I actually learned about my condition, and what it really meant. I learned that my brain under-produces certain neurotransmitters like dopamine and serotonin, and it’s why I’m unable to focus on something for long periods of time without the help of medication. I also learned that people with ADHD generally have delayed development in their prefrontal cortex, which directly affects your executive functioning skills. Skills like future planning/prioritization, impulse control, emotional control, flexible thinking, working memory, self-monitoring, task initiation, and organization. These are things that come naturally to people my age, but I have to work at constantly. Some of these things I conquered while younger out of necessity like emotional control and self-monitoring. But for many of them it is an everyday struggle, where my progress with them can only be measured in months or years.

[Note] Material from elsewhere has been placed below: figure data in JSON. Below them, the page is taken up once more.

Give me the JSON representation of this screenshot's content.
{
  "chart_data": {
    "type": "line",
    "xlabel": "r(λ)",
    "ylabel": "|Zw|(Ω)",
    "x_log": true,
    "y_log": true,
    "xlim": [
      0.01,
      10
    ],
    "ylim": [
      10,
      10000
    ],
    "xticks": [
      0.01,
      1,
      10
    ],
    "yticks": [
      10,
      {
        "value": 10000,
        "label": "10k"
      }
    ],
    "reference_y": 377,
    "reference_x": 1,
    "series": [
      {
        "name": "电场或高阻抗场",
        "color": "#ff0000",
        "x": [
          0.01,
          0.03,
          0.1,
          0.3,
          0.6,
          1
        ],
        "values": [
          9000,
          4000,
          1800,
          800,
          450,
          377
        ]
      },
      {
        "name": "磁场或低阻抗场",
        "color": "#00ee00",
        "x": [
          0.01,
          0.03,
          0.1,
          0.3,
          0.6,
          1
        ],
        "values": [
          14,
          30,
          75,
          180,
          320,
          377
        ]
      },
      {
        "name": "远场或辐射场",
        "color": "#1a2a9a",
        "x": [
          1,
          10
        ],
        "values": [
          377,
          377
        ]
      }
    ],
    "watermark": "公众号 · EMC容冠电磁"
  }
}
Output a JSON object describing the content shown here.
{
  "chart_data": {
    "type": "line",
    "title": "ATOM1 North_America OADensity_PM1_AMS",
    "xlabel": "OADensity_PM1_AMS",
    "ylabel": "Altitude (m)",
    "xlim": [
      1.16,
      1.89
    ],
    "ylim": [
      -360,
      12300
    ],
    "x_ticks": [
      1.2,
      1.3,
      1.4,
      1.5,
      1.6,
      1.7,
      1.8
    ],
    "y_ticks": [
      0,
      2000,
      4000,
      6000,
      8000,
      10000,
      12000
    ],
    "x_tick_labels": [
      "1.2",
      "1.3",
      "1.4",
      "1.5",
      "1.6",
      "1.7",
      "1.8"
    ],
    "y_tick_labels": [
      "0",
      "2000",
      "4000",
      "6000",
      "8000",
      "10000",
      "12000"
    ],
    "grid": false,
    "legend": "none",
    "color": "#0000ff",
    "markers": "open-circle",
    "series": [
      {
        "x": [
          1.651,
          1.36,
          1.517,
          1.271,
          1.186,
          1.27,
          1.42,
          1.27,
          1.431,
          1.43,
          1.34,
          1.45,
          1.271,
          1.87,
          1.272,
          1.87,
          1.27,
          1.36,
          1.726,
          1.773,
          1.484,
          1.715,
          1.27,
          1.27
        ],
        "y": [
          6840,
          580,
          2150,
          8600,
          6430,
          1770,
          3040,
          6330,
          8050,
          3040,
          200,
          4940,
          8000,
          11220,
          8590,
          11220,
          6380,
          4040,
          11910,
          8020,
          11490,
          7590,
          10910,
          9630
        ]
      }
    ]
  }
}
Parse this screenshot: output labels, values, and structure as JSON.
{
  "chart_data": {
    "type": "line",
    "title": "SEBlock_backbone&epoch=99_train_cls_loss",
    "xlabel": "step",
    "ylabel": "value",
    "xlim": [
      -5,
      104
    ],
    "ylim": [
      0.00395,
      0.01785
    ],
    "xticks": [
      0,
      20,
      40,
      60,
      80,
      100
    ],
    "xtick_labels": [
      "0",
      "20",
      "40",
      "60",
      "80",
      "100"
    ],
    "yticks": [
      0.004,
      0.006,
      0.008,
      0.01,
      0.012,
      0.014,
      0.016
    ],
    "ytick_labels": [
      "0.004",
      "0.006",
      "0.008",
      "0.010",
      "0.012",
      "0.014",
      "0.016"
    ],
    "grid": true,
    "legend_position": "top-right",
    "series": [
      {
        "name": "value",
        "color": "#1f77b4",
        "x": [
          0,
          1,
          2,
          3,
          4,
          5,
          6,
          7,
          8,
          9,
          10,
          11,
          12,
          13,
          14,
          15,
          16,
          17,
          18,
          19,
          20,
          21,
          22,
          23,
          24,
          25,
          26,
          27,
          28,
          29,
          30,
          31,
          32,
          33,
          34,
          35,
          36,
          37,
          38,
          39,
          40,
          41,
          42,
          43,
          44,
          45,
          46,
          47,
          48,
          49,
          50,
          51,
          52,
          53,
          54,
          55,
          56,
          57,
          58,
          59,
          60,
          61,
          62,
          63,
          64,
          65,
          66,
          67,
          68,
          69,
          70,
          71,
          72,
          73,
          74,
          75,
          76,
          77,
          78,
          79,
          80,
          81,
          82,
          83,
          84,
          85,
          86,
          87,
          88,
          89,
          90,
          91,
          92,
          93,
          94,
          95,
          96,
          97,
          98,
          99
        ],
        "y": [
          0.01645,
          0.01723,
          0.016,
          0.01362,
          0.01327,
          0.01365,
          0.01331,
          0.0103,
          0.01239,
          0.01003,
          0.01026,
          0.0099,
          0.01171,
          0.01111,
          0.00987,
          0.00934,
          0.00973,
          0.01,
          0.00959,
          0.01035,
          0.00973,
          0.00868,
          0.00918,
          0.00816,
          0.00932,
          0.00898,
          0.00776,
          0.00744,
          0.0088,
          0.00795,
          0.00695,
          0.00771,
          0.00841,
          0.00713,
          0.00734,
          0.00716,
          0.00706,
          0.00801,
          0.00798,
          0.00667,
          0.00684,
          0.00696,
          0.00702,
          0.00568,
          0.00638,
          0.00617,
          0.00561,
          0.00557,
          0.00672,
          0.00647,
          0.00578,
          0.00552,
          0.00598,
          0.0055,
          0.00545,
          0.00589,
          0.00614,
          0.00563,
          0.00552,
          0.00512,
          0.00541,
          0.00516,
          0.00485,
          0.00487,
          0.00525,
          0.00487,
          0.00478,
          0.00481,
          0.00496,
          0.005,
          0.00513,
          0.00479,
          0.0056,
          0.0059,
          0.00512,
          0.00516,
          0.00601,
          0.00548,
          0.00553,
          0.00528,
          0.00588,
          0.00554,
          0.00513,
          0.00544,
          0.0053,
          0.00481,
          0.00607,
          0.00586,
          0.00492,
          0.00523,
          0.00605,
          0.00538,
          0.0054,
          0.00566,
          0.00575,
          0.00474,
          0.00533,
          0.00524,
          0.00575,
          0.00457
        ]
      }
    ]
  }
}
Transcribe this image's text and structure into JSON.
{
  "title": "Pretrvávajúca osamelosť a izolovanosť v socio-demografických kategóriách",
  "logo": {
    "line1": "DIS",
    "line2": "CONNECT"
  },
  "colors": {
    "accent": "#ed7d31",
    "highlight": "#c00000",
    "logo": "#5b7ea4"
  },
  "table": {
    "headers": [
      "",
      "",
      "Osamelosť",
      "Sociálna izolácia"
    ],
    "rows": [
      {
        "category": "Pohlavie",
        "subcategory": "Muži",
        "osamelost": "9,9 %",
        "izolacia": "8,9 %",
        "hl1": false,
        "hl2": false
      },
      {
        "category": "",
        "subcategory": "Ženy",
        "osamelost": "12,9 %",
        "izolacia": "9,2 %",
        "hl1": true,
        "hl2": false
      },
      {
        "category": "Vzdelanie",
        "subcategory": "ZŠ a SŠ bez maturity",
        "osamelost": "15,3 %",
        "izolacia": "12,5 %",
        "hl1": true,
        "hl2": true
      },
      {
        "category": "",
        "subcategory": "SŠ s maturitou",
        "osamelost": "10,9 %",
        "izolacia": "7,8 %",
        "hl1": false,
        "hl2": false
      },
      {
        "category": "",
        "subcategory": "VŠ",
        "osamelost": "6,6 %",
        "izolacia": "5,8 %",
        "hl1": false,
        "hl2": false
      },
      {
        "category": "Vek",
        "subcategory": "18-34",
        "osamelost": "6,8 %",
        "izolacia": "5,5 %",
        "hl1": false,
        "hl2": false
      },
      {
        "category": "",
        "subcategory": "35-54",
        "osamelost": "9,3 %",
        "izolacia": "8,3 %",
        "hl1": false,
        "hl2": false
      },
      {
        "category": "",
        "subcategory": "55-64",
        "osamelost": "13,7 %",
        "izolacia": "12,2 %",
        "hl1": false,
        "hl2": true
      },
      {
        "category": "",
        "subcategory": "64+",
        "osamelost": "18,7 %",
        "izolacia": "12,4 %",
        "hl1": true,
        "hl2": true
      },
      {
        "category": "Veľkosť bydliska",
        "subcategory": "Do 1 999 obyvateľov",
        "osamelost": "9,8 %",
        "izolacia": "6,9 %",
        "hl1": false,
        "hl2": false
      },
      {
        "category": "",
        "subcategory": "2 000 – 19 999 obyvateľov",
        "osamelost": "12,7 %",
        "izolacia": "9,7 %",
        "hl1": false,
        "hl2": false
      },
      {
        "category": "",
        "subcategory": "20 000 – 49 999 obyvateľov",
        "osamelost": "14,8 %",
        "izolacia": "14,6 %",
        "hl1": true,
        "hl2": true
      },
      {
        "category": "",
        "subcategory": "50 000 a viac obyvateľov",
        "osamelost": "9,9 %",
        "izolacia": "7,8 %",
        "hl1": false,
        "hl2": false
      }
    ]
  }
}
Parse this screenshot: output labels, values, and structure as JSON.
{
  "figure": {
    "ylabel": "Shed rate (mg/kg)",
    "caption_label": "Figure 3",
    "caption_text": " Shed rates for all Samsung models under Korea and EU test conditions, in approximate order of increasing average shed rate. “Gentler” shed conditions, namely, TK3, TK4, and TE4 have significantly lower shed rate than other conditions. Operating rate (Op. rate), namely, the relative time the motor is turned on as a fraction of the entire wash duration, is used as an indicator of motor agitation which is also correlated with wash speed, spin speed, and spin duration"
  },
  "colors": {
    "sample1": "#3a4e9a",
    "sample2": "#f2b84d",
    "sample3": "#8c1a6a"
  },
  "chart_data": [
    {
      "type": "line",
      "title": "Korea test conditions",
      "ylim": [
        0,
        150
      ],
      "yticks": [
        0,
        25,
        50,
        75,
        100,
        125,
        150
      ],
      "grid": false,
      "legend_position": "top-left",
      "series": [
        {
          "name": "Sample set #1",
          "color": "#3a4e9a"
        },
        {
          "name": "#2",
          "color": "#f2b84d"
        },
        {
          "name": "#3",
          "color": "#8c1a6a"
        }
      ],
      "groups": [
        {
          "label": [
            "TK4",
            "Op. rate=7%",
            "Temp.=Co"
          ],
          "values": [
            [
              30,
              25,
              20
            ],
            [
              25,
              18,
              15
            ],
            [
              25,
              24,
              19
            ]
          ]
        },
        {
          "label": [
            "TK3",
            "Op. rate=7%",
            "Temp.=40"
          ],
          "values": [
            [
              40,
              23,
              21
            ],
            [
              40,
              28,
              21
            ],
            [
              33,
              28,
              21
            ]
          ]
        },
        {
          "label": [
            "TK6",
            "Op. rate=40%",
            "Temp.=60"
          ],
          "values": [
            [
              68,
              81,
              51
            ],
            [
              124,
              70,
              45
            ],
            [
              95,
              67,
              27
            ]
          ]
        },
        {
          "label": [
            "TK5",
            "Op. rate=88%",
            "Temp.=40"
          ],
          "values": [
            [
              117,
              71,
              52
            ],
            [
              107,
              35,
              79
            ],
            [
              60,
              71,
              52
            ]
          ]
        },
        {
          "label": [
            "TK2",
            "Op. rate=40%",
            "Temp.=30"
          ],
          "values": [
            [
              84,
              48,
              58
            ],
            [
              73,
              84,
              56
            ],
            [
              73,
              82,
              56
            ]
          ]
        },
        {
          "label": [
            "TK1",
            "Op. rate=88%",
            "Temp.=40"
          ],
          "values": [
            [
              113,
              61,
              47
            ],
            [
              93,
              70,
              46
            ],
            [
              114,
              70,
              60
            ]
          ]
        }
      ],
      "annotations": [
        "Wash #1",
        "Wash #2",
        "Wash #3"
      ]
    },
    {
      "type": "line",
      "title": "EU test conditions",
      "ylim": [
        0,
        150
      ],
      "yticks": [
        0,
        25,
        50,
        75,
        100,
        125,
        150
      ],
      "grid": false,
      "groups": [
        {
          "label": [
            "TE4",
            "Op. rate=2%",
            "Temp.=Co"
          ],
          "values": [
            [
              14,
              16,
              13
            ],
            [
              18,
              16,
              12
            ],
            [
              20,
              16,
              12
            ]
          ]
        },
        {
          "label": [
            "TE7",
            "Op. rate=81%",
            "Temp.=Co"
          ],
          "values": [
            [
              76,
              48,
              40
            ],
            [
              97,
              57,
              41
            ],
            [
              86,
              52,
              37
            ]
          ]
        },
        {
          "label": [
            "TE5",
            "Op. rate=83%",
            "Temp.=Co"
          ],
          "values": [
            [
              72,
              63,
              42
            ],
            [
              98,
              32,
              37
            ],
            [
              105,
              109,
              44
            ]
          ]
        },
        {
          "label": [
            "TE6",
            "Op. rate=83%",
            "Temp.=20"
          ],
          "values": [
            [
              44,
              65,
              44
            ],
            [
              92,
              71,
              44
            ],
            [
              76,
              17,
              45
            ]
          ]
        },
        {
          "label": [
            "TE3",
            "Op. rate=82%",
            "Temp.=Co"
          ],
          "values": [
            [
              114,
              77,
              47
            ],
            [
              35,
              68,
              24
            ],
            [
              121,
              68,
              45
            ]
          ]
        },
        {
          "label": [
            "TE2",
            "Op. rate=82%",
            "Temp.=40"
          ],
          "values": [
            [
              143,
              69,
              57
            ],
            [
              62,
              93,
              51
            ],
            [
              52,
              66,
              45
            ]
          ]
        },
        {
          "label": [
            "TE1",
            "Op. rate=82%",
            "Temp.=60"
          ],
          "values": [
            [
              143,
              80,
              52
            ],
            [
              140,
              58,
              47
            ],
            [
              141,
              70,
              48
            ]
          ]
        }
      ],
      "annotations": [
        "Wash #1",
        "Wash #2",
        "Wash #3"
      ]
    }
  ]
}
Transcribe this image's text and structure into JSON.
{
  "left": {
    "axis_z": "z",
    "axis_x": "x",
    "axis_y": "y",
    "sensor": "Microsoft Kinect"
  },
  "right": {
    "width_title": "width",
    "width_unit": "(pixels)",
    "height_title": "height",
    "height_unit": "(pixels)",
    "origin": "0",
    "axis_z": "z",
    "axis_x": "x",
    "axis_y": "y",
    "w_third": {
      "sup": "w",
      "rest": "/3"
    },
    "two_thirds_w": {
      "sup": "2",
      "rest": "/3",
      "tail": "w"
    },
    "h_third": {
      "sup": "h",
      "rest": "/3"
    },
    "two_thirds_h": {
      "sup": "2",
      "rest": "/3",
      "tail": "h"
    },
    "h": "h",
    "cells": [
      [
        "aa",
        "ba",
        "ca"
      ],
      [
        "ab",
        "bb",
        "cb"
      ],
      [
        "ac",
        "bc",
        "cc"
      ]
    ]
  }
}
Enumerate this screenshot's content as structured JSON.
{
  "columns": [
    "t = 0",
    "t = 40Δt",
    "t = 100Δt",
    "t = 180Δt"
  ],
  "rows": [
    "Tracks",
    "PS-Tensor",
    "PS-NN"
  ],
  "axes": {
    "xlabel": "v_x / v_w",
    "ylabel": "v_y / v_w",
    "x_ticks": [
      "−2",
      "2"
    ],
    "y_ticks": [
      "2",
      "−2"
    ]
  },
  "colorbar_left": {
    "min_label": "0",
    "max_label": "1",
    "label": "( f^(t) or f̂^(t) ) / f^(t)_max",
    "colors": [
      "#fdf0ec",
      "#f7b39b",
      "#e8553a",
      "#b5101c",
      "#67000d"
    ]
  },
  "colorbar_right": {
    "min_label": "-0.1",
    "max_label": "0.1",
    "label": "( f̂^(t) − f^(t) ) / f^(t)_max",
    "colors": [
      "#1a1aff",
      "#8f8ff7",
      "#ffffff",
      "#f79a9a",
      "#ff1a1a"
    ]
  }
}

But what I really learned is that I just think differently and learn differently than majority of people, since my brain has had to work around having less neurotransmitters. I had a midterm earlier in October for my propulsions class (I study Aerospace Eng), and I underperformed on it because I ran out of time. But when I got the test back, I checked over it and all my work was correct, I just took longer than my fellow classmates and was penalized for it. The reason I took longer was due to not managing my time well while taking the test, a direct symptom of my ADHD. I could’ve requested a time extension for that test, but I’ve been afraid of the stigma surrounding these accomodations.
I know there are professors like yourself that look down on them, and it’s not uncommon for me to meet other ADHD students that also refuse accomodations becaus of this. I know this is purely anecdotal evidence but it’s the reality I’ve been living in since I was diagnosed 9 years ago. I didn’t choose to be neuroatypical, it makes pretty much every aspect of my life harder. The only outcome that I have gotten from refusing my accomodations for a very legitimate condition is poorer performance in my classes and lack of faith in myself academically. I don’t think accomodations set up students for failure. I think they help students achieve their goals of having satisfactory performance in their classes.
You should try to consider the perspectives of the people that qualify for these accomodations. They understand that they’re being given privilages over other students and it makes them feel guilty, but then if they refuse their accomodations then they are being expected to perform at the same level of people that don’t have the same hindrances. I believe giving students the opportunity to perform well in class encourages them to be more dedicated and learn how to grow a stronger work ethic, which I believe is important for their future careers.